The Productivity Commissioner recommended a uniform contribution scheme across the Central Coast, Hunter and Illawarra-Shoalhaven regions (again subject to ‘no substantial impact on feasibility’) as follows:

  • $10,000 per dwelling for houses (detached, semi-detached, townhouses);
  • $8,000 per dwelling for all other residential accommodation;
  • $10 to $15 per square metre for industrial development;
  • $20 to $30 per square metre for commercial development; and
  • $30 to $40 per square metre for mixed uses.

However, state levies for major state transport infrastructure and biodiversity certification of land would also be part of the ‘regional infrastructure contribution’.  These components of the contribution will be additional to the above amounts and would vary between different areas.

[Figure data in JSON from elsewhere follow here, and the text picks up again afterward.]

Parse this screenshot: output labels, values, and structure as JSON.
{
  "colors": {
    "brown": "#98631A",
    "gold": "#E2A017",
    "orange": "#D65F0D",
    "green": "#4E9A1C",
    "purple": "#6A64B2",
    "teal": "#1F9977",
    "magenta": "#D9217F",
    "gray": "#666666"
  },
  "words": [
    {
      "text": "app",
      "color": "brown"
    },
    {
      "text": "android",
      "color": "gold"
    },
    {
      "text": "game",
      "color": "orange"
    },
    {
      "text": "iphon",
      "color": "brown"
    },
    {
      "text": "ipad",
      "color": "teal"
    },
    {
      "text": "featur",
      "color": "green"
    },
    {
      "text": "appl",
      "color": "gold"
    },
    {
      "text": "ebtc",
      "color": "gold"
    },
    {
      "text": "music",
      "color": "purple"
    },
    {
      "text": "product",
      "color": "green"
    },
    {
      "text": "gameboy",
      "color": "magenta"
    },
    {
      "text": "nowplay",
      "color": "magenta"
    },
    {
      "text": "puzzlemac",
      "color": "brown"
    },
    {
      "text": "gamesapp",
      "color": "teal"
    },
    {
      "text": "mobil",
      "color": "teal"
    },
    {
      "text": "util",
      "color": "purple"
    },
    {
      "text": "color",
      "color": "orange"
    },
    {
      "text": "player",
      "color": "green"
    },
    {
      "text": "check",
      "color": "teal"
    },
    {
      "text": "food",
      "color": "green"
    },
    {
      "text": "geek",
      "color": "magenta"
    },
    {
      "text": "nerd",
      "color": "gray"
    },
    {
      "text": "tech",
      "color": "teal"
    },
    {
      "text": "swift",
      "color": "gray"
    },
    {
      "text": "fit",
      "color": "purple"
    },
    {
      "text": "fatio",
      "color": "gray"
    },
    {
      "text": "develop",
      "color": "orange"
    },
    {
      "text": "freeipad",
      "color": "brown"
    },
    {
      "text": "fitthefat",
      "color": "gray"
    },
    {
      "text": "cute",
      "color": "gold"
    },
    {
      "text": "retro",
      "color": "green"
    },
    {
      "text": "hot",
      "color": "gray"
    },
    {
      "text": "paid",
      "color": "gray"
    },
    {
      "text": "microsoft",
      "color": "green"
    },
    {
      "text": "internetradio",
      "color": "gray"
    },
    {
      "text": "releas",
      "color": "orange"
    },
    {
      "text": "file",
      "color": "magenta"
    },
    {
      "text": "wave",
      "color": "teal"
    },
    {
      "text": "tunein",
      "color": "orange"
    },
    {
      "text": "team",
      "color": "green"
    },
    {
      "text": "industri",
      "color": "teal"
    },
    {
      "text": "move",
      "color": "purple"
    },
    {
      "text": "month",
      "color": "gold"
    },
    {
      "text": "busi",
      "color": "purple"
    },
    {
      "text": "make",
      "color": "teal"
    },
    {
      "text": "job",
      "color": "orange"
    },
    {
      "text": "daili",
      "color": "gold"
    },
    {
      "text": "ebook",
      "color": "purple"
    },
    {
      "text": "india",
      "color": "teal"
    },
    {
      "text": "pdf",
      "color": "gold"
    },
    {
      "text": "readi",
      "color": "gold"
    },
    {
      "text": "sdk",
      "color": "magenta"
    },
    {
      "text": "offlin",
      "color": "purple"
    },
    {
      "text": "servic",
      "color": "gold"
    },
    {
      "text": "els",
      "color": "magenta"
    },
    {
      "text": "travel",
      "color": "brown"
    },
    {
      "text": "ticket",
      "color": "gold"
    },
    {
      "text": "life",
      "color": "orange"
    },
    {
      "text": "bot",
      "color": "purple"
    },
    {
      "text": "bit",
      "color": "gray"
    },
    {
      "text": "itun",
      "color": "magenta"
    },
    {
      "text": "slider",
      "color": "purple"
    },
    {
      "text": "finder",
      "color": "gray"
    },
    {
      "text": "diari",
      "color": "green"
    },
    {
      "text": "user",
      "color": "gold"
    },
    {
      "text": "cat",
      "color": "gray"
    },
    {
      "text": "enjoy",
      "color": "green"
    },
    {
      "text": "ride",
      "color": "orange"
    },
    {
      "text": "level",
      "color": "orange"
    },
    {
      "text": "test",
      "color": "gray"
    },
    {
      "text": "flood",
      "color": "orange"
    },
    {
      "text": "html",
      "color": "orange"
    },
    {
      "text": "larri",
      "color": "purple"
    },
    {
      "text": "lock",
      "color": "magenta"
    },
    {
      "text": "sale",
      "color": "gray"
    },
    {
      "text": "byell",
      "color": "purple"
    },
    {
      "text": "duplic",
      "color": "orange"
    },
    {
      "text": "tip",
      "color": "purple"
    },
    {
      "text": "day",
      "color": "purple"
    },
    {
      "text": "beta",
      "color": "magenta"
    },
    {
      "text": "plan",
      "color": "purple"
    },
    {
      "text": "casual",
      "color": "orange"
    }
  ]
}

The NSW government’s official response ‘accepted’ this proposal, but said that the above rates will be subject to ‘confirming the charging methodology’.  Based on the published road map, these levy amounts will not be finalised until the first half of 2022.

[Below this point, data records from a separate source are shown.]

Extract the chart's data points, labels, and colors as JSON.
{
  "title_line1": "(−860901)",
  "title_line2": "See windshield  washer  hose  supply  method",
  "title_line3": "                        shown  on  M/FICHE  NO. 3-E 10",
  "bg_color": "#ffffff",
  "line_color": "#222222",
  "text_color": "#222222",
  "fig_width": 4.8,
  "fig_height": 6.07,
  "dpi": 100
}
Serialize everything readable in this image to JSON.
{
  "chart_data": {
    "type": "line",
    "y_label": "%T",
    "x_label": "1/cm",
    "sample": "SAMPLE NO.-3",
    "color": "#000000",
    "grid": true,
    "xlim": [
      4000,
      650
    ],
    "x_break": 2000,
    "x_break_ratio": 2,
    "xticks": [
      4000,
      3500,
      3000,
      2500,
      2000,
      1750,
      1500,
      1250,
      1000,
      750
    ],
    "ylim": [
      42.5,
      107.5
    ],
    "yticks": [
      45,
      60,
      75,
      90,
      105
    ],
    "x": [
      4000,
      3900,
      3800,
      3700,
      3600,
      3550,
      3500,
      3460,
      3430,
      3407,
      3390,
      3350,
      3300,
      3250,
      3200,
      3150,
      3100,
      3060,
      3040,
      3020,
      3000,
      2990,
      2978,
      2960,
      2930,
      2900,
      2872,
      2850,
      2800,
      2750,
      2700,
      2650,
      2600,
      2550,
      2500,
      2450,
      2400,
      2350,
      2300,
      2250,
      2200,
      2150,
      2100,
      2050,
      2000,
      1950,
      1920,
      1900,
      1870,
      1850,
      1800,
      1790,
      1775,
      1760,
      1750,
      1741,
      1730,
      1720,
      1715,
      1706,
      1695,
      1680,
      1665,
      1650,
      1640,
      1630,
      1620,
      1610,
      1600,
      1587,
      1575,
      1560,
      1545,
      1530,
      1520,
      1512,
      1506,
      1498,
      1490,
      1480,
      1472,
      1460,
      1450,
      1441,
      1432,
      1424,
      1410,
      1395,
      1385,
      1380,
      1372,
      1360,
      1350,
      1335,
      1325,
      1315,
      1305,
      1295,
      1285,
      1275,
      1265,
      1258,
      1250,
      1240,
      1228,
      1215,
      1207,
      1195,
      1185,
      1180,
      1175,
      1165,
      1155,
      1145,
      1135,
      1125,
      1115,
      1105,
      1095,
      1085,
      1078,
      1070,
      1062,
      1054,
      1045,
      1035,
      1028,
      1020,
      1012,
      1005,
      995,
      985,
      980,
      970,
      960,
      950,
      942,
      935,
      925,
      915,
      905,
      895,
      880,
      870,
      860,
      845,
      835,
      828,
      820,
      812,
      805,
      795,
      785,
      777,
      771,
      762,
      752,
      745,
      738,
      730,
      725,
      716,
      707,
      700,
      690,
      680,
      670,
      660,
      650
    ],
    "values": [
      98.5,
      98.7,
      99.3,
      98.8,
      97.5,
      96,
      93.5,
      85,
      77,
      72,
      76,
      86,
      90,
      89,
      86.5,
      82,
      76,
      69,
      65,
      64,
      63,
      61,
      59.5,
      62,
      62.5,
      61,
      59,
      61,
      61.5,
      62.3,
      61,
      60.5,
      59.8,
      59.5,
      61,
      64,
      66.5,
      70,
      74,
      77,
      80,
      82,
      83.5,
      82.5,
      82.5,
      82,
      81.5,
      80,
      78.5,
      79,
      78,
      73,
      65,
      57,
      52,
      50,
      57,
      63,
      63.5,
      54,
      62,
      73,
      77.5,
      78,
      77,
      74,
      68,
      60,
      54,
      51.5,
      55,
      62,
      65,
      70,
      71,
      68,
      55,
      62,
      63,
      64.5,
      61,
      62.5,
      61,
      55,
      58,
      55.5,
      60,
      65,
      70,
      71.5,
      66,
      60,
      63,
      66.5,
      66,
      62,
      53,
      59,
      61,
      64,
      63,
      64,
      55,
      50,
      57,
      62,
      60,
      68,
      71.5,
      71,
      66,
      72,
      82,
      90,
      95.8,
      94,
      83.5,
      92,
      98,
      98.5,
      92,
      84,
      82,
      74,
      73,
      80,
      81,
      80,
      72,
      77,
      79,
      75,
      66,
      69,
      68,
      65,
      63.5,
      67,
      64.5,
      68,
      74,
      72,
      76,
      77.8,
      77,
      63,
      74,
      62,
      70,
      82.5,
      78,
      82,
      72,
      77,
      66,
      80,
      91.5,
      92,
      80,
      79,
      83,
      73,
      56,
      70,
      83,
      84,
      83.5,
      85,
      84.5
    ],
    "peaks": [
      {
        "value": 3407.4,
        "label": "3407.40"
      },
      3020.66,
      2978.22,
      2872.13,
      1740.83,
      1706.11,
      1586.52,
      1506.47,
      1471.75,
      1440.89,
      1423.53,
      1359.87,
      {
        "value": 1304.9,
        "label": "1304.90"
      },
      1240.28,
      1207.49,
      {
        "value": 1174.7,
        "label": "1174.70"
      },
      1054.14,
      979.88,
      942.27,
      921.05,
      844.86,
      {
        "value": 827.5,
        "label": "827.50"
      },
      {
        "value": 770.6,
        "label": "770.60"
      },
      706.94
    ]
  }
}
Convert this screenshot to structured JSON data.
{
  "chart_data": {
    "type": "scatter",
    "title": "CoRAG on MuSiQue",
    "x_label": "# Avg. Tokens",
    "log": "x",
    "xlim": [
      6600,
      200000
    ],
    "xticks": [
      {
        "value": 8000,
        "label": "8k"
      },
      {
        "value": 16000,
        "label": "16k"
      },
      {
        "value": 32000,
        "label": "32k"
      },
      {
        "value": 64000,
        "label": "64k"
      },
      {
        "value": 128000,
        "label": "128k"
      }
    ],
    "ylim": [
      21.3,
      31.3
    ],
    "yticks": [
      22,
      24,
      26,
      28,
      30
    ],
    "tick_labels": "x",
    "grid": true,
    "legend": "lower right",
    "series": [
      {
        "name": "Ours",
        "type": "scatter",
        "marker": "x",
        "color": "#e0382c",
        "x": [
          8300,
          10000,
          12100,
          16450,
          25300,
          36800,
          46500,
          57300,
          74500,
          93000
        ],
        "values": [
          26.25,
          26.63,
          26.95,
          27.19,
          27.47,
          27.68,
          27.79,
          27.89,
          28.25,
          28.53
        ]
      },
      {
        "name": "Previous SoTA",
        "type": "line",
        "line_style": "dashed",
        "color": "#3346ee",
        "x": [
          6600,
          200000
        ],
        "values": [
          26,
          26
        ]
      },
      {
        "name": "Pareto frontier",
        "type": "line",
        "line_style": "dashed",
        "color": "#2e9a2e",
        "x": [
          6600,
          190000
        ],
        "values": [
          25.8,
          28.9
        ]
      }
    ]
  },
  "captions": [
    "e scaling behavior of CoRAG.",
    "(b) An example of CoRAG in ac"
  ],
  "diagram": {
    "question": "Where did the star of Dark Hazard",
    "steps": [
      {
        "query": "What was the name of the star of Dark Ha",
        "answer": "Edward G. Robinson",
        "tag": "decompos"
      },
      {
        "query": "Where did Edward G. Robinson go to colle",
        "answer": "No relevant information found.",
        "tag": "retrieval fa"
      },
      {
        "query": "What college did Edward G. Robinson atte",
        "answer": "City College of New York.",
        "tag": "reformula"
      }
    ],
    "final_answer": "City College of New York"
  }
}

These new ‘reforms’ are intended to bring about ‘a principles-based approach to contributions that better supports growth and development’. The new reformed system is intended to be ‘more accessible, more consistent and be simple to administer’.


  • It is not yet evident that any meaningful steps have been taken to limit planning authority insistence on planning agreements as part of the rezoning process (with the additional cost, delay, uncertainty and investment disincentives that such insistence creates).
  • The intention to require (some) draft contributions plans to be prepared concurrent with planning proposals may further increase the time it takes to bring about changes in planning controls.
  • The costs of developing land are likely to increase. This may reduce the attractiveness of developing land and may see more land retained at its existing use (contrary to what otherwise might be good land use planning).
  • The new vendor tax on potential development sites will apparently seek to recover around half the costs in current greenfield contributions plans (being the land cost). If the property is sold by existing landowners following rezoning, the tax will be immediately payable, well before development takes place.  This is likely to depress sale prices and reduce the likelihood that some landowners will sell, at least in the short and medium terms.  Some landowners may attempt to game out the system, delay selling their land and count on the vendor tax being abolished.
  • The review concedes that there will be ‘short-term impacts’, but says this can be mitigated. It anticipates long-term benefits.

In short, these new ‘reforms’ are, in the short and medium term, likely to contribute to the uncertainty of the planning system and discourage some development from proceeding.

It is far from clear that there will be any long-term benefits.